Always spay and neuter your pets, dearies — that goes without saying. You gotta love PETA for how far they’re willing to go to spread their message (a great message that I fundamentally agree with). But now, according to Treehugger, they’ve gone and hired the Octomom, the woman who looked overpopulation in the face and gave it the finger. Aside from the other ways in which this woman is clearly disturbed (Angelina Jolie-like plastic surgery, interviews that made all of us squirm) the fourteen in-vitro babies say much about her sanity.

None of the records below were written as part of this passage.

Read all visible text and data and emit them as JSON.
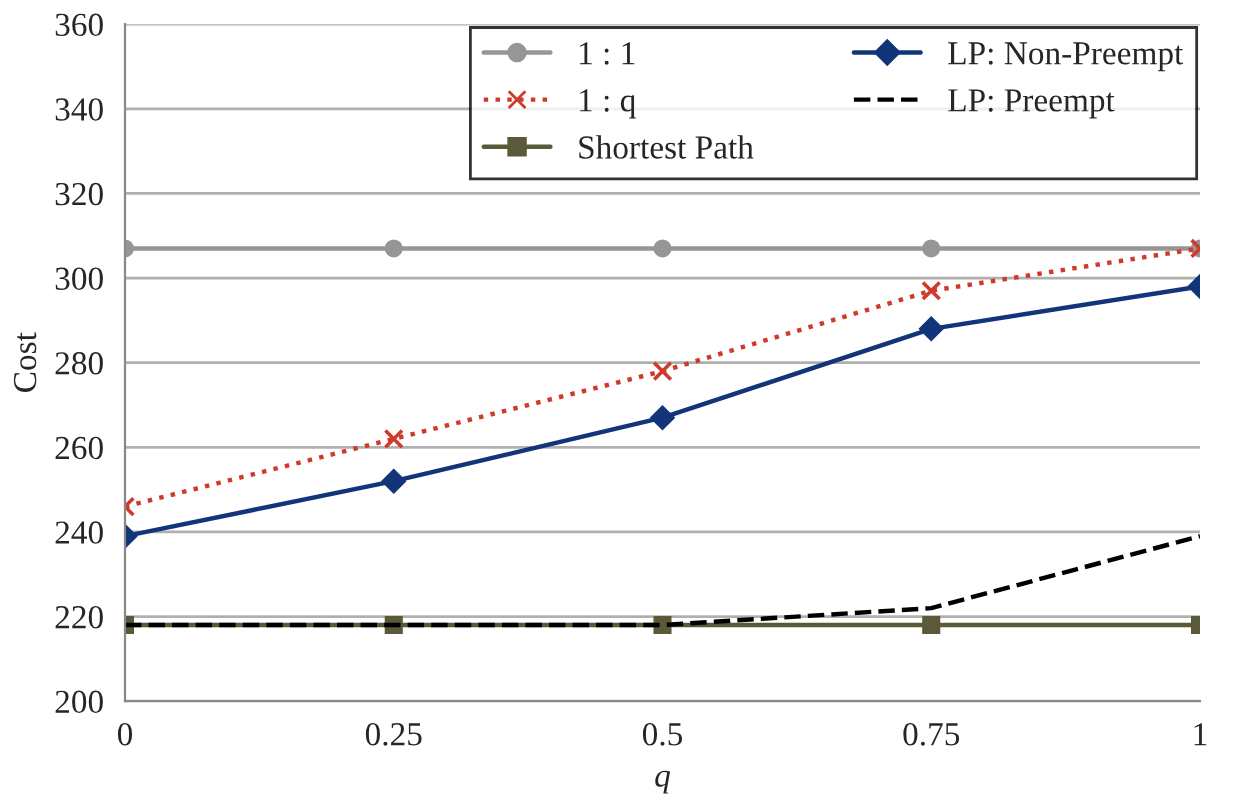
{
  "chart_data": {
    "type": "line",
    "xlabel": "q",
    "ylabel": "Cost",
    "x": [
      0,
      0.25,
      0.5,
      0.75,
      1
    ],
    "series": [
      {
        "name": "1 : 1",
        "color": "#969696",
        "marker": "circle",
        "line_style": "solid",
        "values": [
          307,
          307,
          307,
          307,
          307
        ]
      },
      {
        "name": "1 : q",
        "color": "#d03a2a",
        "marker": "cross",
        "line_style": "dotted",
        "values": [
          246,
          262,
          278,
          297,
          307
        ]
      },
      {
        "name": "Shortest Path",
        "color": "#5a5a38",
        "marker": "square",
        "line_style": "solid",
        "values": [
          218,
          218,
          218,
          218,
          218
        ]
      },
      {
        "name": "LP: Non-Preempt",
        "color": "#12357a",
        "marker": "diamond",
        "line_style": "solid",
        "values": [
          239,
          252,
          267,
          288,
          298
        ]
      },
      {
        "name": "LP: Preempt",
        "color": "#000000",
        "marker": "none",
        "line_style": "dashed",
        "values": [
          218,
          218,
          218,
          222,
          239
        ]
      }
    ],
    "xlim": [
      0,
      1
    ],
    "xticks": [
      0,
      0.25,
      0.5,
      0.75,
      1
    ],
    "ylim": [
      200,
      360
    ],
    "yticks": [
      200,
      220,
      240,
      260,
      280,
      300,
      320,
      340,
      360
    ],
    "grid": "y",
    "legend": "top right"
  }
}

One question I haven’t heard tossed around that often in discussions of the Octomom — if she wanted so MANY children, why didn’t she consider adopting or fostering them? As I discuss in Eco-Sex, we in the West rarely think about the ravages of overpopulation. We instead look at what we call the third world and shake our heads, wondering why the impoverished masses continue to reproduce. Perhaps it’s time for Westerners, particularly Americans, to raise our consciousness around this issue. We celebrate (or watch horrified, depending on one’s perspective) “19 Kids and Counting” and loved Jon and Kate until their dysfunction became tabloid fodder. But why?
Don’t get me wrong, please, because some crazy Tea Partier may throw a rock through my window — I’m not advocating enforced sterilization, a one-child policy, or any other law. One place I don’t want the government is in my bedroom. (I love the pro-choice movement’s mantra “Keep Your Laws Off My Body”, even when used in this very different context.) I’m just saying that perhaps it’s time to start having a conversation about how many children we feel we’re obliged to have biologically. Where’s our consciousness before we get married and start pushing out the puppies? Perhaps one of the reasons psychotherapists are so gainfully employed is because a lot of folks have kids “just because it’s what you do”. And umm, perhaps we should look at the divorce rate too. So maybe we consider having two instead of three, if we can’t really afford three. Or maybe we consider having one the old-fashioned way, and adopting the other. Maybe we think about fostering a child whose parents are sick, drug-addicted, or unable to take care of their kids for some other reason. Let’s get creative about the idea of family and make it ever more inclusive.
I love babies. They are gorgeous and they smell delightful, and they are wondrous to behold. I also love sex. But one doesn’t have to lead to the other, necessarily. And the baby that I eventually hold in my arms and raise doesn’t have to issue from my loins. A child is a child is a child.